From: Yafang Shao <laoar.shao@gmail.com>
To: david@fromorbit.com, mhocko@kernel.org, darrick.wong@oracle.com,
hch@infradead.org, akpm@linux-foundation.org, bfoster@redhat.com,
vbabka@suse.cz
Cc: linux-xfs@vger.kernel.org, linux-fsdevel@vger.kernel.org,
linux-mm@kvack.org, Yafang Shao <laoar.shao@gmail.com>
Subject: [PATCH] xfs: reintroduce PF_FSTRANS for transaction reservation recursion protection
Date: Sat, 20 Jun 2020 03:12:54 -0400 [thread overview]
Message-ID: <1592637174-19657-1-git-send-email-laoar.shao@gmail.com> (raw)
PF_FSTRANS which is used to avoid transaction reservation recursion, is
dropped since commit 9070733b4efa ("xfs: abstract PF_FSTRANS to
PF_MEMALLOC_NOFS") and commit 7dea19f9ee63 ("mm: introduce
memalloc_nofs_{save,restore} API") and replaced by PF_MEMALLOC_NOFS which
means to avoid filesystem reclaim recursion. That change is subtle.
Let's take the exmple of the check of WARN_ON_ONCE(current->flags &
PF_MEMALLOC_NOFS)) to explain why this abstraction from PF_FSTRANS to
PF_MEMALLOC_NOFS is not proper.
Bellow comment is quoted from Dave,
> It wasn't for memory allocation recursion protection in XFS - it was for
> transaction reservation recursion protection by something trying to flush
> data pages while holding a transaction reservation. Doing
> this could deadlock the journal because the existing reservation
> could prevent the nested reservation for being able to reserve space
> in the journal and that is a self-deadlock vector.
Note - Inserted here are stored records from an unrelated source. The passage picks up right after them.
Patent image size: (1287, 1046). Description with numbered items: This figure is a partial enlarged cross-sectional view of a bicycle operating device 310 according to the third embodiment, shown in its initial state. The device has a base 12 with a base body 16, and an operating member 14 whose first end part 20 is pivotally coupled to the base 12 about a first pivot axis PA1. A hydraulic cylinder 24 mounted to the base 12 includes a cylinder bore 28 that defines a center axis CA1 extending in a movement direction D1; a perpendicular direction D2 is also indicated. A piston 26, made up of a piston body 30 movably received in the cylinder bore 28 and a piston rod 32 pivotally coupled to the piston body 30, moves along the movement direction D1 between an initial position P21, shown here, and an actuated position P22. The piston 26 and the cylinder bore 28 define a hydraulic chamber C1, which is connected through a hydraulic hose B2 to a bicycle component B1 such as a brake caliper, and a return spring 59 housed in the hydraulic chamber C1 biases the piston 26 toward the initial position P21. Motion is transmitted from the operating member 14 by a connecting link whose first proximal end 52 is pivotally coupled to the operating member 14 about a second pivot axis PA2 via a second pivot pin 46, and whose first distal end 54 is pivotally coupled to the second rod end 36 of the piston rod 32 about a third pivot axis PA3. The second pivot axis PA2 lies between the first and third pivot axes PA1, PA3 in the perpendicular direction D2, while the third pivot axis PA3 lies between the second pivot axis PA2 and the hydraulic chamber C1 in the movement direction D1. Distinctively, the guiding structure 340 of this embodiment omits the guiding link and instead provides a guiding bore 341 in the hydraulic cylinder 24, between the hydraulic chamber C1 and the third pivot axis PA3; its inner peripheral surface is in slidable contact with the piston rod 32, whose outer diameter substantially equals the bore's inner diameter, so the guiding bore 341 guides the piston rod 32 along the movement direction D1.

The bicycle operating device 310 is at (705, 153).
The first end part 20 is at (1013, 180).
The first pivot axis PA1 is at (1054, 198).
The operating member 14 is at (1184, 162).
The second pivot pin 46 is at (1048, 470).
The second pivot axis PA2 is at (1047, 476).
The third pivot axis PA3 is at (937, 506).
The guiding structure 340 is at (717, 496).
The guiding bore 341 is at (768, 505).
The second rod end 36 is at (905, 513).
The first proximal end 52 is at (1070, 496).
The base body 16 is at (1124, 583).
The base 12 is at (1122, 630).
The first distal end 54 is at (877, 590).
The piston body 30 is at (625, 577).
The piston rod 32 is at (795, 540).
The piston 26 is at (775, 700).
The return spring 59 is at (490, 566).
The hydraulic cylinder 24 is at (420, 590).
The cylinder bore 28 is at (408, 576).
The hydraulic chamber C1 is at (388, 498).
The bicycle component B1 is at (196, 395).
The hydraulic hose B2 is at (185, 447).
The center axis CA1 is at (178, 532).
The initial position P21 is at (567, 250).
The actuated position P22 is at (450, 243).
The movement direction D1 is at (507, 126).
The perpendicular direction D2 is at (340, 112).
> IOWs, this check is not protecting against memory reclaim recursion
> bugs at all (that's the previous check [1]). This check is
> protecting against the filesystem calling writepages directly from a
> context where it can self-deadlock.
> So what we are seeing here is that the PF_FSTRANS ->
> PF_MEMALLOC_NOFS abstraction lost all the actual useful information
> about what type of error this check was protecting against.
Besides reintroducing PF_FSTRANS, there're some other improvements in this
patch,
- Remove useless MACRO current_clear_flags_nested(), current_pid() and
current_test_flags().
- Remove useless memalloc_nofs_{save, restore} in __kmem_vmalloc()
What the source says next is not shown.